7 May 1930

Through the extension of consciousness, the predomination of the unconscious becomes depotentiated. The one conscious function detaches an auxiliary function from the trinity of the hitherto unconscious functions, and by the aid of this auxiliary function, the conscious is enabled to acquire a new standpoint over against the one function that is conscious.

From this standpoint man is like a mirror, in which he can reflect the picture of his former consciousness. It means that we are now capable of saying: I see myself as this inferior, unfree and foolish being, and I am also the function and I am another function also, that can look at this prostrate figure as if I were a god.

We have acquired the divine quality of being able to look at ourselves, which the primitive man cannot do, we have acquired a second observer. The primitive man has only eyes to see the object, he has nothing behind his eyes. But we have acquired a mirror in ourselves which says: that is yourself, and in saying that we have a superior point of view.
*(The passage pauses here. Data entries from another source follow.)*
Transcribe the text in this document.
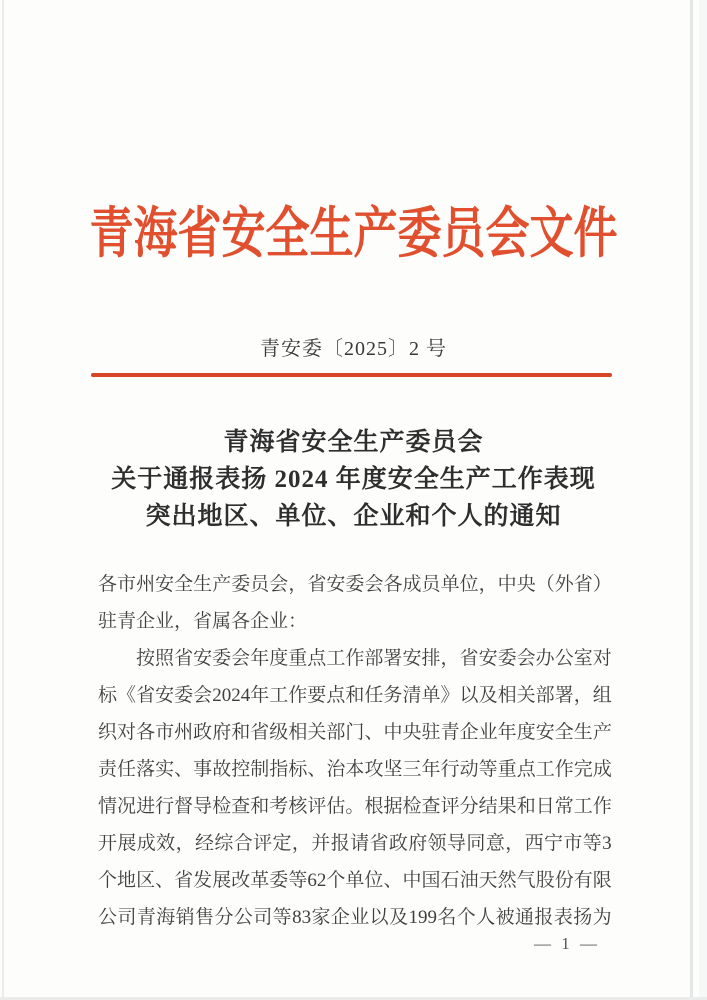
青海省安全生产委员会文件
青安委〔2025〕2 号
青海省安全生产委员会
关于通报表扬 2024 年度安全生产工作表现
突出地区、单位、企业和个人的通知
各 市 州 安 全 生 产 委 员 会 ， 省 安 委 会 各 成 员 单 位 ， 中 央 （ 外 省 ）
驻青企业，省属各企业：
按 照 省 安 委 会 年 度 重 点 工 作 部 署 安 排 ， 省 安 委 会 办 公 室 对
标 《 省 安 委 会 2024 年 工 作 要 点 和 任 务 清 单 》 以 及 相 关 部 署 ， 组
织 对 各 市 州 政 府 和 省 级 相 关 部 门 、 中 央 驻 青 企 业 年 度 安 全 生 产
责 任 落 实 、 事 故 控 制 指 标 、 治 本 攻 坚 三 年 行 动 等 重 点 工 作 完 成
情 况 进 行 督 导 检 查 和 考 核 评 估 。 根 据 检 查 评 分 结 果 和 日 常 工 作
开 展 成 效 ， 经 综 合 评 定 ， 并 报 请 省 政 府 领 导 同 意 ， 西 宁 市 等 3
个 地 区 、 省 发 展 改 革 委 等 62 个 单 位 、 中 国 石 油 天 然 气 股 份 有 限
公 司 青 海 销 售 分 公 司 等 83 家 企 业 以 及 199 名 个 人 被 通 报 表 扬 为
— 1 —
I look down upon myself as if I were a god, as if I were superior, and I am superior, that is my superiority.

And if I acquire another function I have two mirrors and can say: I see that miserable figure and I see the man who observes that figure; that is function No. 3. And if I acquire a third function I say: I see that man, who sees that man, who sees that miserable human being; and that is completion, that is the No. 4. That would be the acquisition of the complete divinity of man, namely, a complete self-criticism through man himself.

Therefore Schopenhauer quite truly says: the only divine quality that I attribute to man is his sense of humour.